When you won the European 100 metres title in 1998 it was one of 16 medals Britain earned, including nine golds. Eight years on, we are looking at a European Championships where we are expecting between seven and 10 medals, and no golds. What's happened? I think over the last few years there's been an element of complacency. People ought to step up to the challenge and realise what's important. It's not a case of how many golds are we going to win here. I think the pressure should be on to win medals.
Can Dwain Chambers get back to the level he was at before his doping suspension? I don't know. We always knew Dwain's weakness. I think '98, when I beat him to the European gold showed him up; he lost it afterwards. You can never lose it, because then you have shown everyone your weakness.
How do you rank your successes? Winning the Europeans in '98 was special: I planned every part of it. At the Olympics two years later I got spooked in the 100m final; I was like a sports fan out there, so I had to get it right for the 200m. I had a bit of cramp before that final, so I decided to come out of the bend in the lead, and then even if my hamstring had gone, everyone would have thought I was going to win it! Running the final leg at the 2002 Commonwealth Games in Manchester was incredibly emotional for me. Then, two years later, we had an Olympic gold.
Michael Johnson told BBC viewers that he didn't believe that you were carrying a hamstring injury at the Athens Olympics. Tell us about the bust-up you almost had with him afterwards. I saw him across a room, and I wanted to get him. I was going to do it; then an old friend of mine from the estate who was with me said, "Darren, don't do it. If you do, everything you've achieved will be ruined." That stopped me. If I had gone on and done it, would I have been in the team that won the Olympic gold?
Konstadinos Kederis, the Greek who surprised everyone by beating you to the 2000 Olympics 200m title, has since been banned for doping offences. Do you feel cheated? I'll only be able to think about that when I retire. I just don't know. I can't afford to have negative thoughts in my head. All I know is that I was the best I could be then; that's what my mum has always told me to be. Straight after the race, Ato Boldon (the bronze medallist) said to me, "Don't worry, by the morning your silver shall be gold". It's ironic, isn't it? It's four years later that Kederis tested positive.
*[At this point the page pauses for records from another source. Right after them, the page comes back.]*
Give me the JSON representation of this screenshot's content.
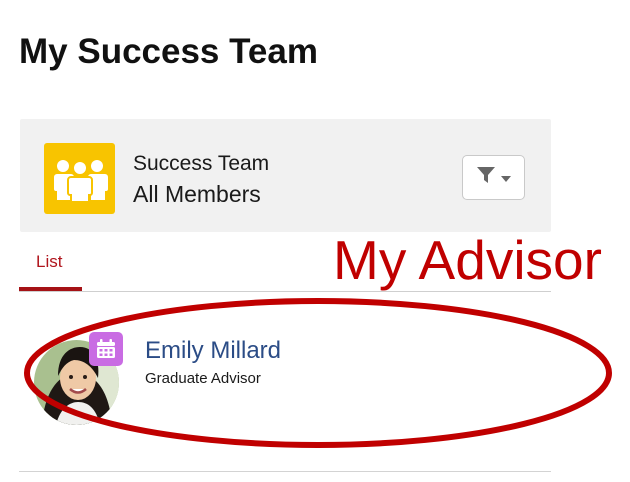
{
  "page": {
    "title": "My Success Team"
  },
  "header": {
    "title": "Success Team",
    "subtitle": "All Members",
    "icon": "team-icon",
    "filter_icon": "filter-icon",
    "accent_color": "#f8c400"
  },
  "annotation": {
    "label": "My Advisor",
    "color": "#c00000"
  },
  "tabs": [
    {
      "label": "List",
      "selected": true
    }
  ],
  "members": [
    {
      "name": "Emily Millard",
      "role": "Graduate Advisor",
      "badge_icon": "calendar-icon",
      "badge_color": "#c96ce3"
    }
  ]
}
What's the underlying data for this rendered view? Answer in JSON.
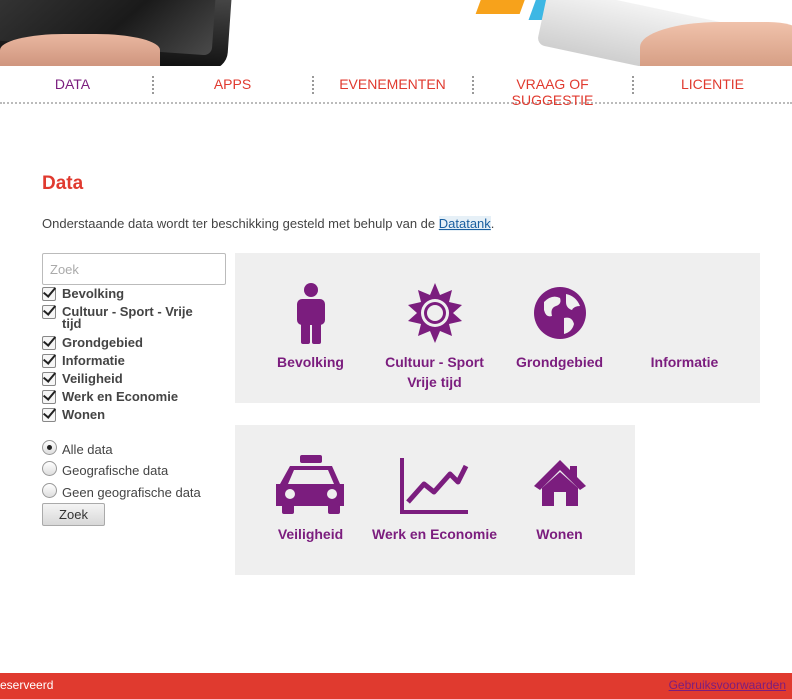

You won a celebrity poker tournament on telly last year. Do you fancy yourself as a gambler? My wife, Clair, worked in casinos, and I used to be a bit of a gambler. I stopped when my children came along. I enjoy things like celebrity poker, but I'd never do gambling online: now I've got money, I don't gamble!
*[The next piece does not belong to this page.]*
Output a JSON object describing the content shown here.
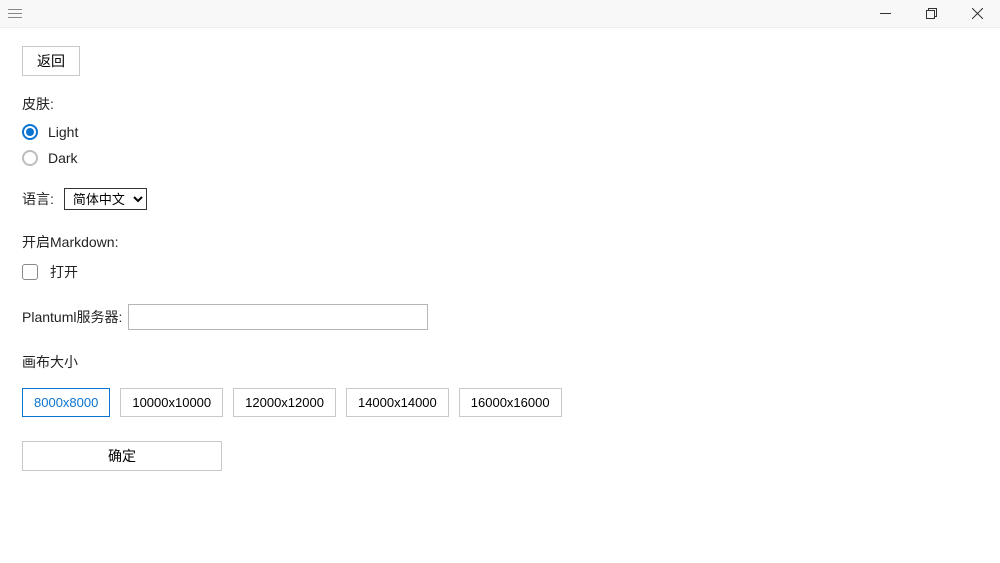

What three words best sum up your character? Dedicated; focused; blessed.
Attachment: The Darren Campbell lowdown
* Born: 12 September 1973
* Club: Sale Harriers
* Coach: Linford Christie
* 1991: 1st 100m & 200m European Junior Championships
* 1992: 2nd 100m & 200m World Junior Championships
* 1993-96: Played football for Cwmbran, Plymouth Argyle, Weymouth and Newport before returning to athletics.
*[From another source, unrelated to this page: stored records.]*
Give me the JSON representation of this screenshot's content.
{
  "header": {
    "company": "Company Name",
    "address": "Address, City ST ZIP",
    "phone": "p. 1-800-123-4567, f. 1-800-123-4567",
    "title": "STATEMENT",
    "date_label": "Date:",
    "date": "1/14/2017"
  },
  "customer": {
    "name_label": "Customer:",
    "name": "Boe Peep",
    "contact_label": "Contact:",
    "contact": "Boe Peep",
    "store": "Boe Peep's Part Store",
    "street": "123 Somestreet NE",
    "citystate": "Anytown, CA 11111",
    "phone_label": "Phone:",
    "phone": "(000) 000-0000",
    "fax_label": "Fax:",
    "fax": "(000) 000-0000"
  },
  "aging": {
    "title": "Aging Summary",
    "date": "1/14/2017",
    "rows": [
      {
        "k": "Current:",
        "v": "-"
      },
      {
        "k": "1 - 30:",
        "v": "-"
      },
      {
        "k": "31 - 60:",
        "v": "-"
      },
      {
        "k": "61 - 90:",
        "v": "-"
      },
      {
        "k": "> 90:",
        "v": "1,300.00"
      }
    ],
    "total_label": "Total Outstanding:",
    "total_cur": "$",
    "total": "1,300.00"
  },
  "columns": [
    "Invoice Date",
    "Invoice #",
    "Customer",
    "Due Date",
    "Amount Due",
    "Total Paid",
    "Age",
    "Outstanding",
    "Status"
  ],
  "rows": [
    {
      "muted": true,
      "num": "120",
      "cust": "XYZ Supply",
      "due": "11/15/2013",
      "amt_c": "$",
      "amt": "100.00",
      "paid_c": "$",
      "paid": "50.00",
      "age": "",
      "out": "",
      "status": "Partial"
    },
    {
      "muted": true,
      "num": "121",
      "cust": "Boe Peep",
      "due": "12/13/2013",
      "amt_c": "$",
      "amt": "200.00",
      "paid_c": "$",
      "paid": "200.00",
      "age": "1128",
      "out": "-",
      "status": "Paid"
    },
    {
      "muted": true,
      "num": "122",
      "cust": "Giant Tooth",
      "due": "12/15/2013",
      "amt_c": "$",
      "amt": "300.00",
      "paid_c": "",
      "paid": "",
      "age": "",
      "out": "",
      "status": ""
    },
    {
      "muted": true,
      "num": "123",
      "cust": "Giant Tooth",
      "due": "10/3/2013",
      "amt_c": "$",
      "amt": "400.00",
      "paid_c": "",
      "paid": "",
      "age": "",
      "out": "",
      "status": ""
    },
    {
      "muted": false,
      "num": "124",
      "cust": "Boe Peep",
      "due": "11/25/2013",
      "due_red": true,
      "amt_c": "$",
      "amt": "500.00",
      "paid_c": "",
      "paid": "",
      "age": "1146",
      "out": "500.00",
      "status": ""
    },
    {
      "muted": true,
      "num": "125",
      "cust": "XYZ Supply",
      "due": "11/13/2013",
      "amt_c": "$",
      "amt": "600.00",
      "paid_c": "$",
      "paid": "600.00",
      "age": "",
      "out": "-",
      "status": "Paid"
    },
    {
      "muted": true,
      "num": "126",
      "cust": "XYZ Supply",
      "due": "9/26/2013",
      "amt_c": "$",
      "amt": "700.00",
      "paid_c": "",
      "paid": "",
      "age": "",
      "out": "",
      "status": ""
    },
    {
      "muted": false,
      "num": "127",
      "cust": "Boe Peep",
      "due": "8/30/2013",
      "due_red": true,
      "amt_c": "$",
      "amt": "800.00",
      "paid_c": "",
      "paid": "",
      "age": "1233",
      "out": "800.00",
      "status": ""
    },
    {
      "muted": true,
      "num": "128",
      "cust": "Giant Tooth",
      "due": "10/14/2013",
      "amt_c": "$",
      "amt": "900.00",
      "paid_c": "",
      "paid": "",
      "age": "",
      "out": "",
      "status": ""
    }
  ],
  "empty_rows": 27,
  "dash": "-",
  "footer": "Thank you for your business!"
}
* 1997: 3rd 4x100m World Championships
* 1998: 1st 100m, 4x100m European Championships; 1st 4x100m Commonwealth Games
* 1999: 2nd 4x100m World Championships
* 2000: 6th 100m, 2nd 200m Sydney Olympics
* 2002: 3rd 200m, 1st 4x100m Commonwealth G; 2nd 100m, 1st 4x100m Europeans (DQ for Dwayne Chambers' drug offence)
* 2003: 3rd 100m, 2nd 4x100m (DQ, Chambers drugs) Worlds
* 2004: 1st 4x100m Athens Olympics 2005. Awarded MBE.